O iğrenç pezevenk bana tokat atmıştı.
Zor kullanmak istemememe rağmen elim cebimdeki hançerime gitti.
"Burada ölecek olan tek kişi sen ve o pislik elementaller." dediği sırada oturduğum yerden hızlıca ayaklandım ve hançeri göğsünün sağ tarafına sapladım.
"Bence yanılıyorsun." Hançer göğüs kafesinde derince bir iz bırakırken acısının çok fazla olacağına emindim çünkü Jason bile hançerimle yapılan küçük bir kesiğe dayanamamıştı.

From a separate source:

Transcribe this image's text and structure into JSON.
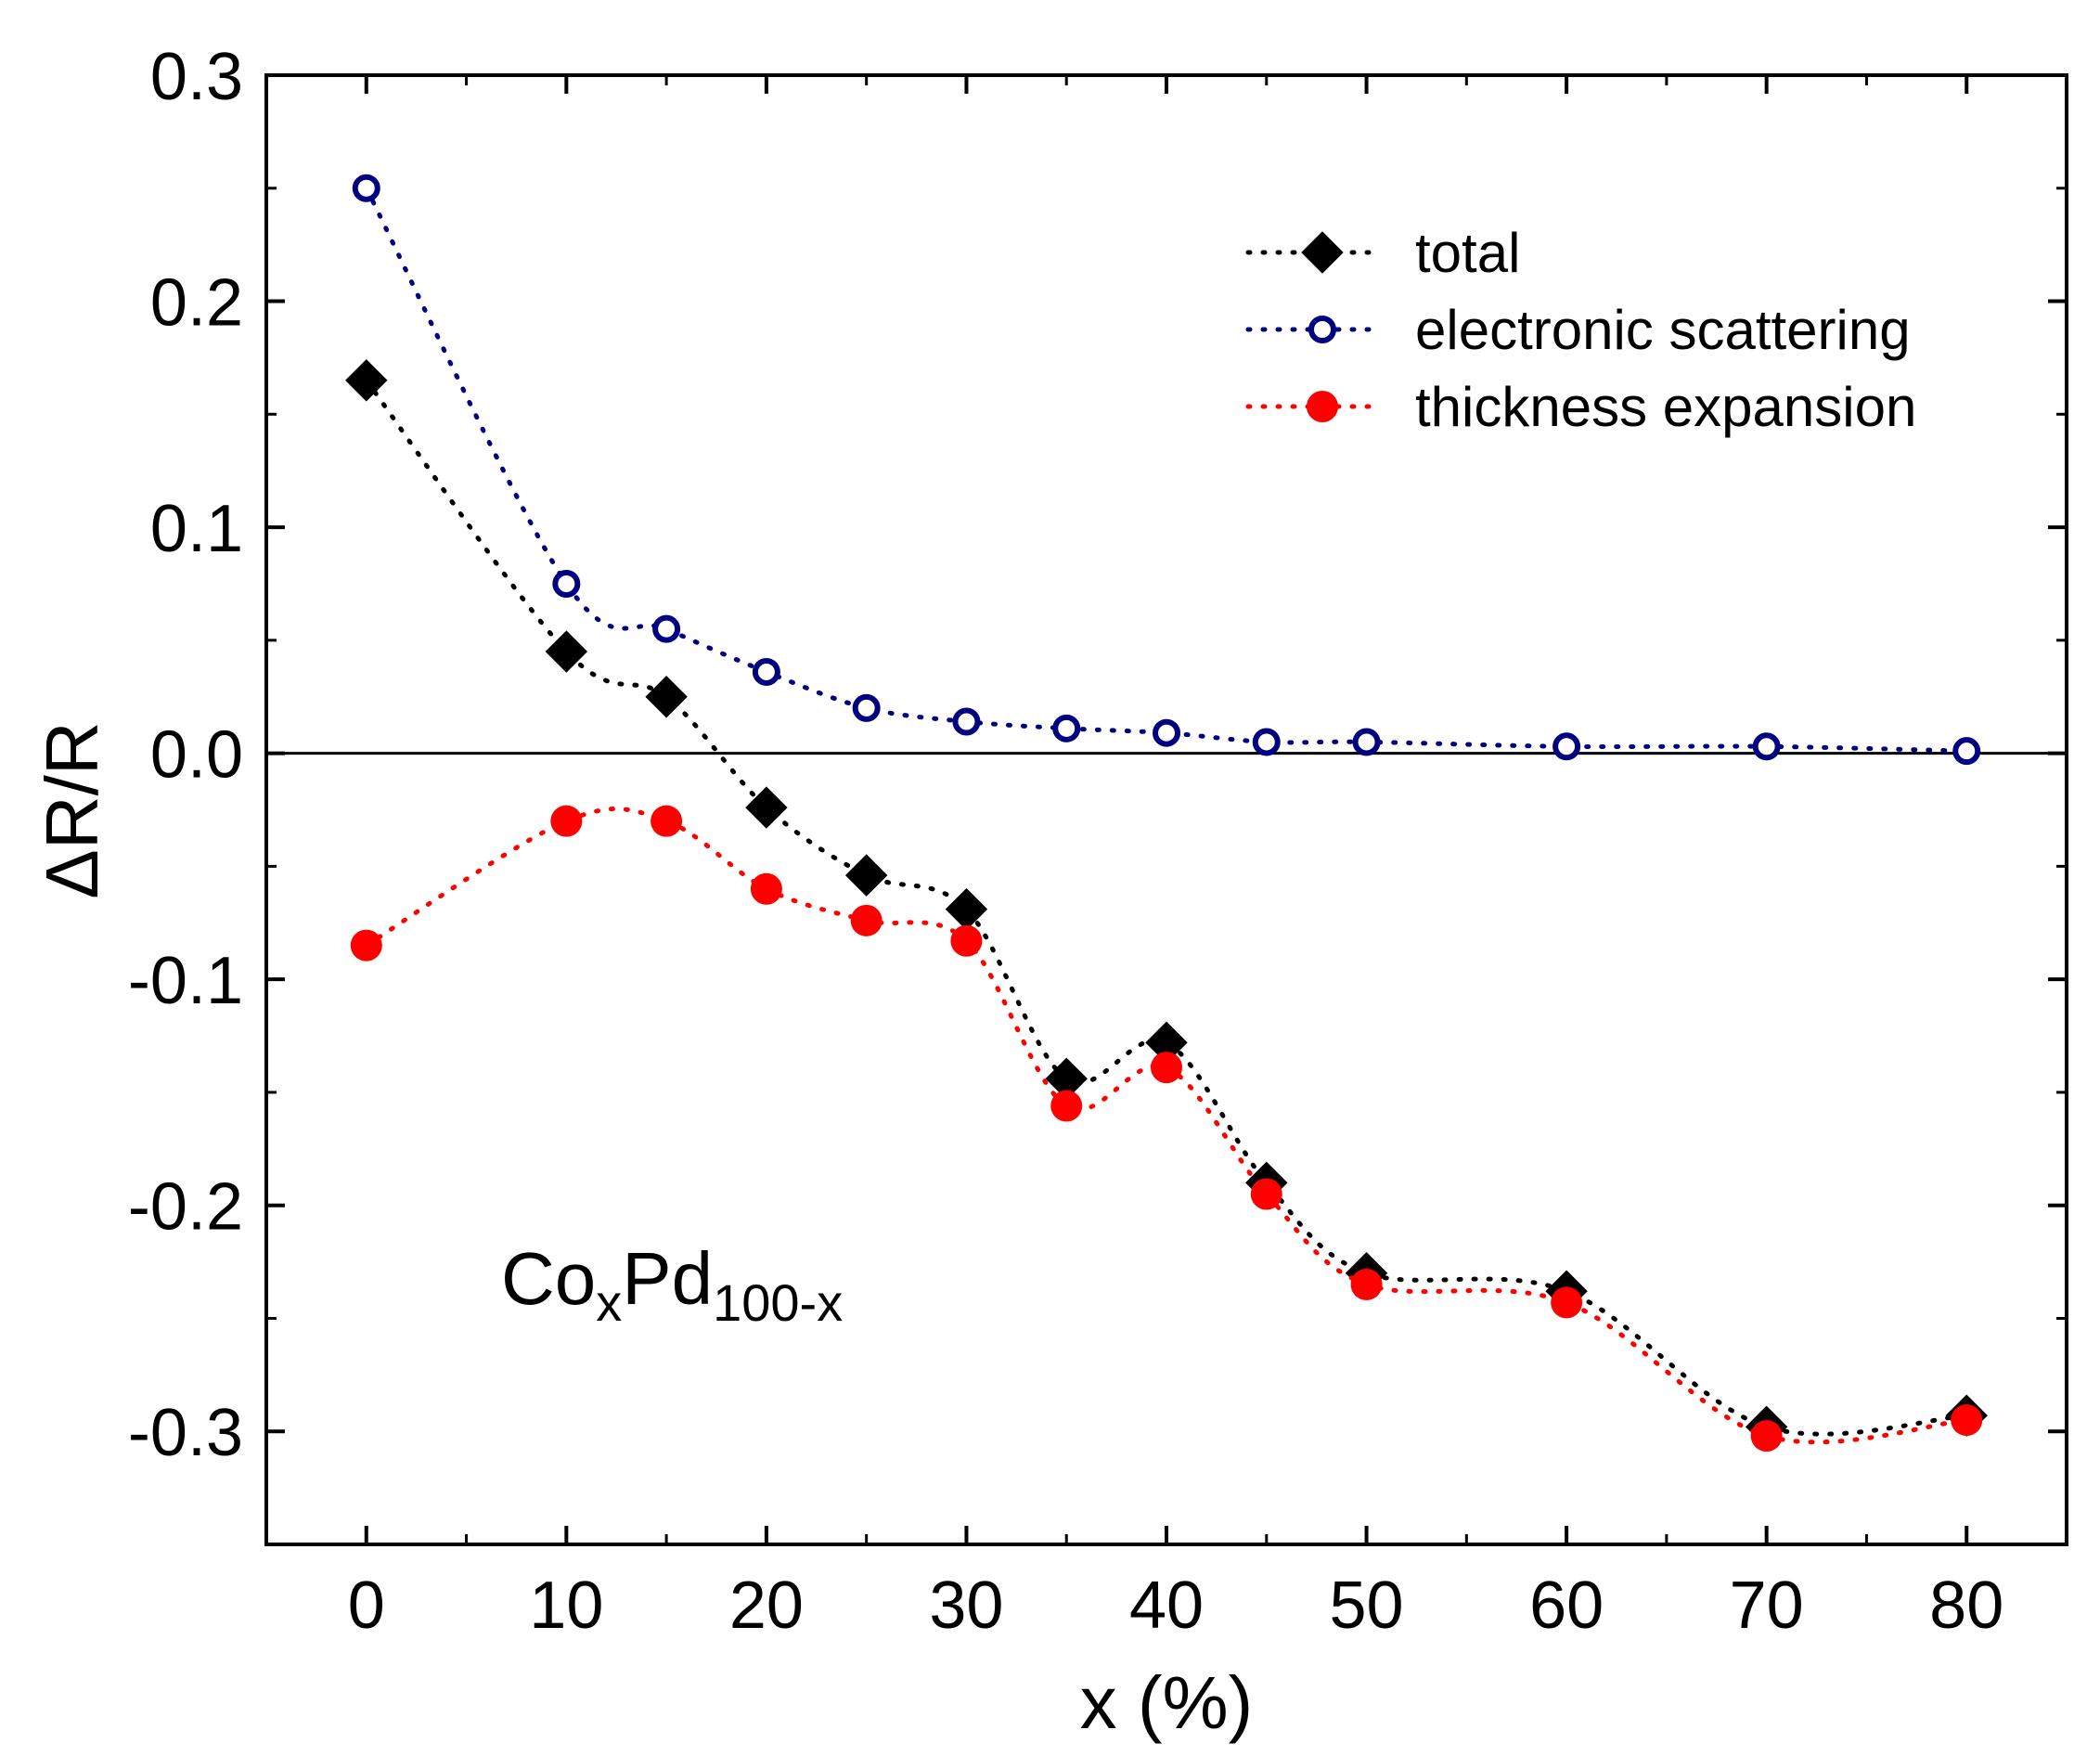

"Sen ne yaptığını sanıyorsun bakalım ufaklık." Arman bana doğru gelirken önümdeki adam ise çoktan yeri boylamış ve acı içinde inlemeye başlamıştı.
"Eh be yeter bu iş çok uzun sürdü." diyerek bu sefer hançerimi ona doğru tuttum ve benden uzaklaşmasını sağladım.
"Martin sende Arman'ın yanına geç." Hançerimin kana bulanmış ucuyla Martin'e geçeceği yeri gösterirken Aida'yada gözlerimle arkama geç işaretimi yapmıştım.
"Arkadaşınızın iyileşmesini istiyorsanız bana yardım edecek ve o patron bozuntusunu hemen buraya getirteceksiniz." Biraz duraksadım ve düşündüm.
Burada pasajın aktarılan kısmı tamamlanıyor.